YAG Laser Posterior Capsulotomy

This image shows clouding of the lens capsule - this is called posterior capsule opacification - or PCO. PCO can be treated with a YAG laser - this takes about 10 minutes and is a painless procedure. The effects can be seen the following day.

This image shows clouding of the lens capsule – this is called posterior capsule opacification – or PCO. PCO can be treated with a YAG laser – this takes about 10 minutes and is a panless procedure. The effects can be seen the following day.

What is posterior capsular thickening?

Following cataract surgery about 1:20 patients develop a thickening behind the intraocular lens.

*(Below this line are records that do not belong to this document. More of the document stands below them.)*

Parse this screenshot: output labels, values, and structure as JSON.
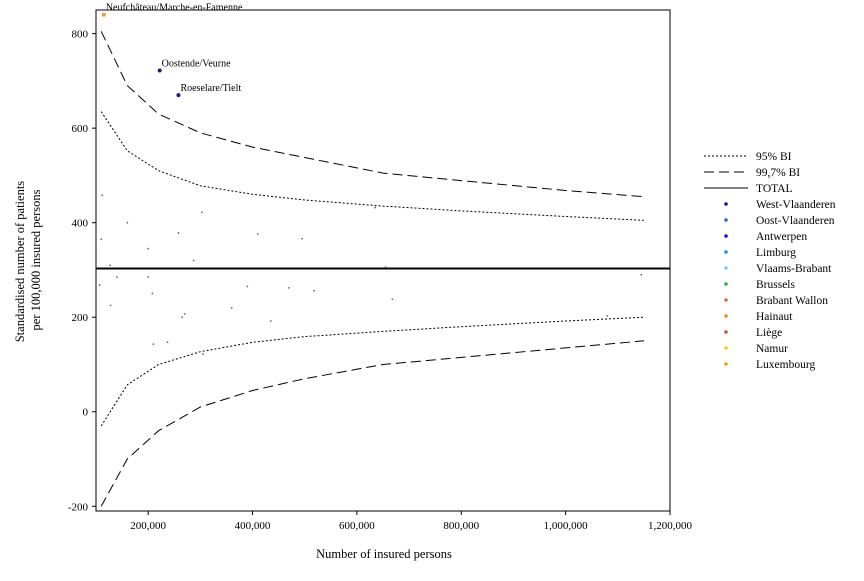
{
  "chart_data": {
    "type": "scatter",
    "title": "",
    "xlabel": "Number of insured persons",
    "ylabel_lines": [
      "Standardised number of patients",
      "per 100,000 insured persons"
    ],
    "xlim": [
      100000,
      1200000
    ],
    "ylim": [
      -210,
      850
    ],
    "x_ticks": [
      200000,
      400000,
      600000,
      800000,
      1000000,
      1200000
    ],
    "x_tick_labels": [
      "200,000",
      "400,000",
      "600,000",
      "800,000",
      "1,000,000",
      "1,200,000"
    ],
    "y_ticks": [
      -200,
      0,
      200,
      400,
      600,
      800
    ],
    "y_tick_labels": [
      "-200",
      "0",
      "200",
      "400",
      "600",
      "800"
    ],
    "grid": false,
    "legend_position": "right",
    "total": {
      "name": "TOTAL",
      "value": 303
    },
    "limit_lines": [
      {
        "name": "95% BI",
        "style": "dotted",
        "x": [
          110000,
          160000,
          220000,
          300000,
          400000,
          500000,
          650000,
          800000,
          1000000,
          1150000
        ],
        "upper": [
          635,
          552,
          510,
          478,
          460,
          448,
          435,
          425,
          413,
          405
        ],
        "lower": [
          -30,
          57,
          100,
          127,
          147,
          159,
          170,
          180,
          192,
          200
        ]
      },
      {
        "name": "99,7% BI",
        "style": "dashed",
        "x": [
          110000,
          160000,
          220000,
          300000,
          400000,
          500000,
          650000,
          800000,
          1000000,
          1150000
        ],
        "upper": [
          805,
          690,
          630,
          590,
          560,
          538,
          505,
          489,
          468,
          455
        ],
        "lower": [
          -200,
          -100,
          -40,
          10,
          45,
          70,
          100,
          115,
          135,
          150
        ]
      }
    ],
    "provinces": [
      {
        "name": "West-Vlaanderen",
        "color": "#1a1a80"
      },
      {
        "name": "Oost-Vlaanderen",
        "color": "#3a64c8"
      },
      {
        "name": "Antwerpen",
        "color": "#1515d6"
      },
      {
        "name": "Limburg",
        "color": "#2a8fd4"
      },
      {
        "name": "Vlaams-Brabant",
        "color": "#82c8e8"
      },
      {
        "name": "Brussels",
        "color": "#3aa84a"
      },
      {
        "name": "Brabant Wallon",
        "color": "#d8703a"
      },
      {
        "name": "Hainaut",
        "color": "#e88a2a"
      },
      {
        "name": "Liège",
        "color": "#b85a4a"
      },
      {
        "name": "Namur",
        "color": "#e8d020"
      },
      {
        "name": "Luxembourg",
        "color": "#e8a020"
      }
    ],
    "labeled_points": [
      {
        "label": "Neufchâteau/Marche-en-Famenne",
        "x": 115000,
        "y": 840,
        "color": "#e8a020"
      },
      {
        "label": "Oostende/Veurne",
        "x": 222000,
        "y": 722,
        "color": "#1a1a80"
      },
      {
        "label": "Roeselare/Tielt",
        "x": 258000,
        "y": 670,
        "color": "#1a1a80"
      }
    ],
    "points": [
      {
        "x": 107000,
        "y": 268
      },
      {
        "x": 112000,
        "y": 458
      },
      {
        "x": 110000,
        "y": 365
      },
      {
        "x": 127000,
        "y": 310
      },
      {
        "x": 128000,
        "y": 225
      },
      {
        "x": 140000,
        "y": 285
      },
      {
        "x": 160000,
        "y": 400
      },
      {
        "x": 200000,
        "y": 345
      },
      {
        "x": 200000,
        "y": 285
      },
      {
        "x": 208000,
        "y": 250
      },
      {
        "x": 210000,
        "y": 143
      },
      {
        "x": 237000,
        "y": 147
      },
      {
        "x": 258000,
        "y": 378
      },
      {
        "x": 265000,
        "y": 200
      },
      {
        "x": 270000,
        "y": 207
      },
      {
        "x": 287000,
        "y": 320
      },
      {
        "x": 305000,
        "y": 122
      },
      {
        "x": 303000,
        "y": 422
      },
      {
        "x": 360000,
        "y": 220
      },
      {
        "x": 390000,
        "y": 265
      },
      {
        "x": 410000,
        "y": 376
      },
      {
        "x": 435000,
        "y": 192
      },
      {
        "x": 470000,
        "y": 262
      },
      {
        "x": 495000,
        "y": 366
      },
      {
        "x": 518000,
        "y": 256
      },
      {
        "x": 635000,
        "y": 432
      },
      {
        "x": 655000,
        "y": 306
      },
      {
        "x": 668000,
        "y": 238
      },
      {
        "x": 1080000,
        "y": 203
      },
      {
        "x": 1145000,
        "y": 290
      }
    ]
  },
  "legend": {
    "line_items": [
      {
        "label": "95% BI",
        "style": "dotted"
      },
      {
        "label": "99,7% BI",
        "style": "dashed"
      },
      {
        "label": "TOTAL",
        "style": "solid"
      }
    ]
  }
}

This is called posterior capsular thickening.

How does this effect my vision?

Your reading vision may be particularly effected, however many patients suffer from glare and others can have blurred vision. This can effect one or both eyes.

What will happen during the consultation?

During the consultation your vision will be checked, your pupils will be dilated and the lens and retina of your eye will be examined. If capsule opacification is diagnosed then you may benefit from Laser treatment.

How does the laser work?

The laser is performed in the outpatient department. The laser makes small spots on the capsule and a vertical tear is formed, allowing light to pass straight to the retina.

Does this hurt?

The treatment is completely painless and takes about 5 minutes.  You can the red light aiming beam and sometimes you can feels a slight click.

What happens afterwards?

After the treatment a drop is given to the eye to reduce the pressure in the eye.

Are there any potential complications?

New research has shown that there is no increase in retinal detachment following YAG capsulotomy, however the retina can become swollen blurring the vision (macular  oedema) .

The pressure can occasionally rise in the eye, this may need treatment with drops. Rarely the intraocular lens can become damaged.

Rarely the treatment may need to be repeated.